August 11, 20169 yr Cache drive is on my list for sure. I guess then I should turn turbo write back off? No real reason to turn it off => just depends on whether or not you mind having all of your drives always spinning when you're doing any writes.
August 20, 20169 yr BTW, turbo write is actually called "reconstruct write", it can be enable on Settings -> Disk settings -> Tunable (md_write_method): I'm trying to get faster writes to my unRAID system too, but I don't have the Tunable (md_write_method): option.
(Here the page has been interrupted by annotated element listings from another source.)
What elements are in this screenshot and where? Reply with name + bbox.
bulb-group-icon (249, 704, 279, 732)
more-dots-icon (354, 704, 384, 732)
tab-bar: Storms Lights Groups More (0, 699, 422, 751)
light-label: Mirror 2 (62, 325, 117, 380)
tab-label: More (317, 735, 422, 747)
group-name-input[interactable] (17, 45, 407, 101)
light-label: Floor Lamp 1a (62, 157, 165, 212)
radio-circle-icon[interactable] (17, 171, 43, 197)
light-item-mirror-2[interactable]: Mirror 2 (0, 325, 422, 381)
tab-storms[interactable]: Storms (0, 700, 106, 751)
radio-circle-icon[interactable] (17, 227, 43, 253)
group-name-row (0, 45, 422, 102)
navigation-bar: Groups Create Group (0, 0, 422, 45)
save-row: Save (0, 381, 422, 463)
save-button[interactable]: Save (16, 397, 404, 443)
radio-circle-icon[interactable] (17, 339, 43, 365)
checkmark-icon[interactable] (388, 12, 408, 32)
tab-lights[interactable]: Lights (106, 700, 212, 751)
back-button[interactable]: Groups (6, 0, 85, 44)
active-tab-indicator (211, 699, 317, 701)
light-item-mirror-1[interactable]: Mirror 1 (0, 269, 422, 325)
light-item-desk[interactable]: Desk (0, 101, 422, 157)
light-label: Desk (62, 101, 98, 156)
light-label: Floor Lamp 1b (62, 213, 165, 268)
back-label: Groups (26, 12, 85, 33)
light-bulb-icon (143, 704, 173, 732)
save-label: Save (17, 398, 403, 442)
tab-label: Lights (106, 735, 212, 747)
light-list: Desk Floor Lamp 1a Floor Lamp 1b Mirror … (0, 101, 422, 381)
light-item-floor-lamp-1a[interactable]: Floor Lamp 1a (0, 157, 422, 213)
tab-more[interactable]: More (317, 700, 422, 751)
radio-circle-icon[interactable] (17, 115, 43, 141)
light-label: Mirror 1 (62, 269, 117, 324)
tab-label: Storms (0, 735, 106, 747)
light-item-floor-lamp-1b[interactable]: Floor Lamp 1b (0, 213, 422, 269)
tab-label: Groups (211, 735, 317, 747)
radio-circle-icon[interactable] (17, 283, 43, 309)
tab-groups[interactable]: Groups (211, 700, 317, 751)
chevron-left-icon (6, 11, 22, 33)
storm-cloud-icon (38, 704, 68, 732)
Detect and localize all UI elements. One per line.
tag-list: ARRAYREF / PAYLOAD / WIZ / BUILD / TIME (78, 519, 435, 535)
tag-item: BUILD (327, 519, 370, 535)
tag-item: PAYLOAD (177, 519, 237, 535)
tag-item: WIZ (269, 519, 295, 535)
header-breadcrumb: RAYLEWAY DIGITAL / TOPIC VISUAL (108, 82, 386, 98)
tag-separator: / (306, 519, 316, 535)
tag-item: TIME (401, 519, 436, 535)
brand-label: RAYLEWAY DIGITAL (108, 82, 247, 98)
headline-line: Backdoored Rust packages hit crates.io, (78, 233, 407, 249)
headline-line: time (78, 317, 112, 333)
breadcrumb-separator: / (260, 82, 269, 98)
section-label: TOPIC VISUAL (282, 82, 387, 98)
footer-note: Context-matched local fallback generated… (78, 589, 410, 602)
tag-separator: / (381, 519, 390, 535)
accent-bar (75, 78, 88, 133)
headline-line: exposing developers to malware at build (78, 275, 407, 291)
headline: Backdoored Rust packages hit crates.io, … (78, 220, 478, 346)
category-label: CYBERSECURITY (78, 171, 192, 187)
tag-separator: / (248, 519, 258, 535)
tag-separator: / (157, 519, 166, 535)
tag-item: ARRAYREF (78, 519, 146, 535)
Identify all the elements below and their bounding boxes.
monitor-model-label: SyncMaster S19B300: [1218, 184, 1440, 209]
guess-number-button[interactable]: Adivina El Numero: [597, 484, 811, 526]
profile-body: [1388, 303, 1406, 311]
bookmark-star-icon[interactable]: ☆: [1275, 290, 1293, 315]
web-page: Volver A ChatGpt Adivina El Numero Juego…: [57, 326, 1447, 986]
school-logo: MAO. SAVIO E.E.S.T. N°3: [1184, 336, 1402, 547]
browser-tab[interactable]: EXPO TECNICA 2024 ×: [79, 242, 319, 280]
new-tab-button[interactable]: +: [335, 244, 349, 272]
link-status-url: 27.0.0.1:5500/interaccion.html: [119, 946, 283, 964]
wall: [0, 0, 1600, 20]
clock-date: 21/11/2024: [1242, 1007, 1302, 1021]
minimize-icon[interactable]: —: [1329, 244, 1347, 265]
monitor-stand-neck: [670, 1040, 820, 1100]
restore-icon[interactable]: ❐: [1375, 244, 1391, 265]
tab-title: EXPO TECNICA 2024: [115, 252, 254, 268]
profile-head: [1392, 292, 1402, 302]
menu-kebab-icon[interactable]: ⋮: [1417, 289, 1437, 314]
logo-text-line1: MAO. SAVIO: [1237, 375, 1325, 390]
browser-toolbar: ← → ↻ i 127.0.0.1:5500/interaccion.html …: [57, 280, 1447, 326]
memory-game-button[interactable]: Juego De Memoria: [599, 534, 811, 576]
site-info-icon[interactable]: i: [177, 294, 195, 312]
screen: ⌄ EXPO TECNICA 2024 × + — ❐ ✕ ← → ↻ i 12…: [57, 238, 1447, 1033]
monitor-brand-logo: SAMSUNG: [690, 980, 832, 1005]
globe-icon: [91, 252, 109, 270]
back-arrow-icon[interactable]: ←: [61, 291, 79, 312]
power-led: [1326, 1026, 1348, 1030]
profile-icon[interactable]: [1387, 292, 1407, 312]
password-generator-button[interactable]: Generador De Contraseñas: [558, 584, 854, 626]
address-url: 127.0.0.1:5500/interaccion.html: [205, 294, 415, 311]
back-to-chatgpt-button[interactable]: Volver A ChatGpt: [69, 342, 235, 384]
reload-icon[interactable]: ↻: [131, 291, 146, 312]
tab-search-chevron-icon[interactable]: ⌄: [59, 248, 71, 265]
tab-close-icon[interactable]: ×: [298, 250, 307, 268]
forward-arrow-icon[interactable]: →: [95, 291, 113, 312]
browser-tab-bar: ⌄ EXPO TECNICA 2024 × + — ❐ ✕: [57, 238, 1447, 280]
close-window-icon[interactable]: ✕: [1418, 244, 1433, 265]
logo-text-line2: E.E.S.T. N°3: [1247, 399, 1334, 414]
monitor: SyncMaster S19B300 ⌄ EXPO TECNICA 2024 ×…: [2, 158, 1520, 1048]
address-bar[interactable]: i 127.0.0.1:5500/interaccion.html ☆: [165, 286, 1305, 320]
As fas as Tunables, all I have is: Tunable (poll_attributes): 1800 Tunable (md_num_stripes):1280 Tunable (md_sync_window):384
August 20, 20169 yr BTW, turbo write is actually called "reconstruct write", it can be enable on Settings -> Disk settings -> Tunable (md_write_method): I'm trying to get faster writes to my unRAID system too, but I don't have the Tunable (md_write_method): option. As fas as Tunables, all I have is: Tunable (poll_attributes): 1800 Tunable (md_num_stripes):1280 Tunable (md_sync_window):384 Depending upon your version of unRaid, you may not have the ability to adjust the md_write_method via the GUI. You can either do it via the command line, or you can install the user scripts plugin and then look in the thread for additional scripts for it, and there are a couple of scripts that deal with turning off / on turbo mode.